After a few seconds she noted, ‘There is nothing anatomically wrong with your body.’
‘Hmm,’ I exhaled. The only thing I cared for was the departure of the groping fingers and restoration
of dignity to my half-naked self.
Back at the table, she handed us a printout that laid down the next steps. ‘Please come back once you finish all the tests on this sheet,’ she said. We nodded dutifully and stepped out of the room, our to-do list in hand. We chose the diagnostics lab first. There were twenty odd tests to strike off the list—from HIV to blood sugar to the various hormones that govern reproduction. The phlebotomist1 indicated a student chair and asked me to place my extended arm on the foldable writing pad. He drained several millilitres of my blood into colour-coded vials. I did not fear needles and breathed easily through the prick of skin and tightness of strap. It was certainly easier than offering access to the inner recesses of my vagina.
Once I was done, Ranjith sat on the same chair and went through the same motions. Next was sperm collection. A male technician handed Ranjith a small plastic container with a white label on it. He asked him to make use of a room at the opposite end of the corridor with the sign ‘Sample Collection’ outside. Ranjith hid the cup in his closed fist and walked into the room. As the door closed I caught a fleeting glimpse of its interiors—peeling walls and a broken chair. I sat on the bench, facing the closed door, trying to block all thoughts. After fifteen minutes he emerged.
The final stop was ultrasound. I was led into a room overpowered by medical equipment and asked to lie down on a long, narrow bed. My salwar and underwear rested on hooks in the bathroom. A chirpy radiologist photographed the insides of my uterus with the transducer, noting down measurements of my ovaries on paper. Once or twice she yelped in delight at the images that appeared on the screen.
‘Excellent. A triple lining!’ she said. I maintained my breathless silence, again fixated only on when the ultrasound probe would be withdrawn from my vagina.
As soon as Ranjith and I stepped into the clinic, it was as if an invisible wall had emerged to separate us—husband and wife—snapping the lines and wires of marital communication. We walked around the clinic like zombies, taking instructions, undoing zippers, lowering underwear, offering arms for needles . . . It was like a spontaneous, self-imposed blockade. We resisted processing the happenings around us. We resisted conversation. We resisted each other’s eyes even, each feeling sickeningly guilty that the other had been dragged into such a distasteful setting.

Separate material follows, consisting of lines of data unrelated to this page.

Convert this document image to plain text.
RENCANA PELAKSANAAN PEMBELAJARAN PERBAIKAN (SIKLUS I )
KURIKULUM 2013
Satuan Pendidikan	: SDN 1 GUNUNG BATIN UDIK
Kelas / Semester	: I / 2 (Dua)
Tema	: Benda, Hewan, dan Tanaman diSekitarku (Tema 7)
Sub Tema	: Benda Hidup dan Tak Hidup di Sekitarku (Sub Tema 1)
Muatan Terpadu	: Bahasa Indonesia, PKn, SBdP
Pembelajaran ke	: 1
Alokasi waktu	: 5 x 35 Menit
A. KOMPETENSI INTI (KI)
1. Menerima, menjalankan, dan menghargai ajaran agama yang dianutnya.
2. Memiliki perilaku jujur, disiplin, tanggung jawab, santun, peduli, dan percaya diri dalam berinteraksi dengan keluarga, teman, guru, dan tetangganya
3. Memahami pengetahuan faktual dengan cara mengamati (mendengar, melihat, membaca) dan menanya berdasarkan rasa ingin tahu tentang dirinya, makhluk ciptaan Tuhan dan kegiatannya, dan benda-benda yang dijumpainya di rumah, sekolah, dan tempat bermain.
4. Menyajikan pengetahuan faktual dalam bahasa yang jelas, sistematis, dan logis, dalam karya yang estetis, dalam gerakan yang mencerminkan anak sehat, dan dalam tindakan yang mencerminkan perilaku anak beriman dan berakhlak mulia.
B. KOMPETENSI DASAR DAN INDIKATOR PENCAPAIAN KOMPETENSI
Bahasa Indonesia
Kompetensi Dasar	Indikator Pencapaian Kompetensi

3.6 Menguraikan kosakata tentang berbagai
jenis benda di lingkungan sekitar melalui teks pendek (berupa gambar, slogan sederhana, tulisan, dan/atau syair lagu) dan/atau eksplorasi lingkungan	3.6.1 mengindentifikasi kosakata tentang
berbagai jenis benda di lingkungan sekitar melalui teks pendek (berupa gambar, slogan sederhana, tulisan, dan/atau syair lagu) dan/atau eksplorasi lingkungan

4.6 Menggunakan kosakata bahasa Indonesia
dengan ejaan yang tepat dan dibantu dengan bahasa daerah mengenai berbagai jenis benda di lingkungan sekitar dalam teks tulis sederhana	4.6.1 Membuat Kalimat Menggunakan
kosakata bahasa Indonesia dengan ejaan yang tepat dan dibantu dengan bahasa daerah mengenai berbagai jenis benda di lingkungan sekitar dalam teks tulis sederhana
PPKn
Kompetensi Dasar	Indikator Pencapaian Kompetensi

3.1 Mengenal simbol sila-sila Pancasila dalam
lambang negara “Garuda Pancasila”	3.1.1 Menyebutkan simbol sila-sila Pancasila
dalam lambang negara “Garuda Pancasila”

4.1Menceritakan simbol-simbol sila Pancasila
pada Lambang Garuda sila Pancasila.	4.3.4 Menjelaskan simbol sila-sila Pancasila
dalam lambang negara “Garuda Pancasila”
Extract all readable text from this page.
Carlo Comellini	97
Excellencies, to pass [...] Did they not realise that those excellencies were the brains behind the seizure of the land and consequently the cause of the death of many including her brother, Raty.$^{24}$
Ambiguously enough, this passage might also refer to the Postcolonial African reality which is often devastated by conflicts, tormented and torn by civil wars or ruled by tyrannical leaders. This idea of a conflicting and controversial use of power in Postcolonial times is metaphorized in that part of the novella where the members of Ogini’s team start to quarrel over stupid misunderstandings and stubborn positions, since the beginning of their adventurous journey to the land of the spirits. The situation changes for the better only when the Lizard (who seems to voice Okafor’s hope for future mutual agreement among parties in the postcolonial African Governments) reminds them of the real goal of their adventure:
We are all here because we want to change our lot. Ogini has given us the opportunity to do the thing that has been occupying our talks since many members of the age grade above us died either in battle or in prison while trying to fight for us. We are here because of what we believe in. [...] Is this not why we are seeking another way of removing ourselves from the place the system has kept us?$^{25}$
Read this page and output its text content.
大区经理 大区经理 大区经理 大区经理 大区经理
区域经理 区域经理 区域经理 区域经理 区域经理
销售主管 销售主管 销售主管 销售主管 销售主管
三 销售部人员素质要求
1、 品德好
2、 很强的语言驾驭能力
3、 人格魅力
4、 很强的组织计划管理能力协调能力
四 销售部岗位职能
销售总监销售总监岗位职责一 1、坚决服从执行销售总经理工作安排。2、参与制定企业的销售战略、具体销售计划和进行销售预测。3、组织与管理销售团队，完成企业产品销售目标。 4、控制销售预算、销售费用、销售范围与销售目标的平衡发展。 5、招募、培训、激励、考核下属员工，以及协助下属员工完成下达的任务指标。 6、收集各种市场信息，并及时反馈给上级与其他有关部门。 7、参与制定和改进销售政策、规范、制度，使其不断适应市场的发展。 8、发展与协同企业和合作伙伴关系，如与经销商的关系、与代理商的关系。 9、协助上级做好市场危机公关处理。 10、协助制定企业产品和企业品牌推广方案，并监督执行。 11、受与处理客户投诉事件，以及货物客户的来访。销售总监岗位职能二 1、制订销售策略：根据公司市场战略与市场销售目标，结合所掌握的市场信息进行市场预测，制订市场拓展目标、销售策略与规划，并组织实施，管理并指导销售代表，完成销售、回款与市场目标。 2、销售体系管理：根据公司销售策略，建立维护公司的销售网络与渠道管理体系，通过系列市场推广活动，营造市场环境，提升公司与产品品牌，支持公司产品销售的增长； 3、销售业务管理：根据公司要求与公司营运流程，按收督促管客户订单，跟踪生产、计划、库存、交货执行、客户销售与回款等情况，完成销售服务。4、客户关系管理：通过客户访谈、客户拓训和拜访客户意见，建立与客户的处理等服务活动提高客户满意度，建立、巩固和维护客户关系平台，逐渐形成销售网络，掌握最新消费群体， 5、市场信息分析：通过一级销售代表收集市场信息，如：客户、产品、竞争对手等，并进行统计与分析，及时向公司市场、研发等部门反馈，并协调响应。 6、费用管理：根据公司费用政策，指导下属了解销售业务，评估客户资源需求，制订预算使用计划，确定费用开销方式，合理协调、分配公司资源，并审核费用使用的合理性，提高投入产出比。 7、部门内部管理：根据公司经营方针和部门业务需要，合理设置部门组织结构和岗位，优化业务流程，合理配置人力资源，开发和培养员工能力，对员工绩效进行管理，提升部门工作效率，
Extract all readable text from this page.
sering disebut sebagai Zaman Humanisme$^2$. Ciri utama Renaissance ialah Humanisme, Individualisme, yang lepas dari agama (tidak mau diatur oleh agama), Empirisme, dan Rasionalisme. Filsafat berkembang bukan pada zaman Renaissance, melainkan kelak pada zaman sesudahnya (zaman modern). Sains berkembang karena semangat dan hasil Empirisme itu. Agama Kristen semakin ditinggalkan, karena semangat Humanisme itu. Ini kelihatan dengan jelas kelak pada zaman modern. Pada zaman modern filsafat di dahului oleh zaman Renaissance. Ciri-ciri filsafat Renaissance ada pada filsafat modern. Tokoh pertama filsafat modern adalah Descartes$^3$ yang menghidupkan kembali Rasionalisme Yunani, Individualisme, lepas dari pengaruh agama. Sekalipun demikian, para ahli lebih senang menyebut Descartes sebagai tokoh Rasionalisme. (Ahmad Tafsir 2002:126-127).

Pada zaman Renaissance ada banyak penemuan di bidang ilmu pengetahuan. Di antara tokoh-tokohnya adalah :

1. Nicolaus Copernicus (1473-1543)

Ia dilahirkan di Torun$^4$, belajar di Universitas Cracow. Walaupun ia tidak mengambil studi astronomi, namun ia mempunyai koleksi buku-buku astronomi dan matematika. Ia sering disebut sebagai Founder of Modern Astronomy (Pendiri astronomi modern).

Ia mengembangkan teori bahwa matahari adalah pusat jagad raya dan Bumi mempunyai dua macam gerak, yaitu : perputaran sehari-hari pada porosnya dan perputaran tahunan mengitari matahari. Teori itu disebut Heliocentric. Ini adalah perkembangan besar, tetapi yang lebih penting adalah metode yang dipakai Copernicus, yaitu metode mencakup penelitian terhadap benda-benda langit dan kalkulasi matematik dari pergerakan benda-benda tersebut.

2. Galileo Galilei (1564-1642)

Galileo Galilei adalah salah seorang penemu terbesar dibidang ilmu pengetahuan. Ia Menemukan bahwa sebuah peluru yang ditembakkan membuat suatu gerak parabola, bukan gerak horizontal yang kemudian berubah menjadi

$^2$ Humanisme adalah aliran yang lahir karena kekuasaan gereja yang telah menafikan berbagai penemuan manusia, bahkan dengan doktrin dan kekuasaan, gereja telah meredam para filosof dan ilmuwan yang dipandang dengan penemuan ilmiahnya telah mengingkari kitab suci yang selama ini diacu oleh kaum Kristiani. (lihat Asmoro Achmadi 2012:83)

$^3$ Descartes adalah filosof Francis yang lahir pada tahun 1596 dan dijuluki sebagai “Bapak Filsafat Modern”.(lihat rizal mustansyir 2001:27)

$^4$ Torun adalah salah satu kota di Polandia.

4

We had come in expecting the privacy and safety of a cosy consultation room, but the fertility clinic turned out to be an open parade in which our self-respect and dignity were systematically poked, squeezed and drained out. It was only about one and a half hours later, when the stripping and skinning were complete, that we were ushered into the cabin of the doctor we had come to meet in the first place.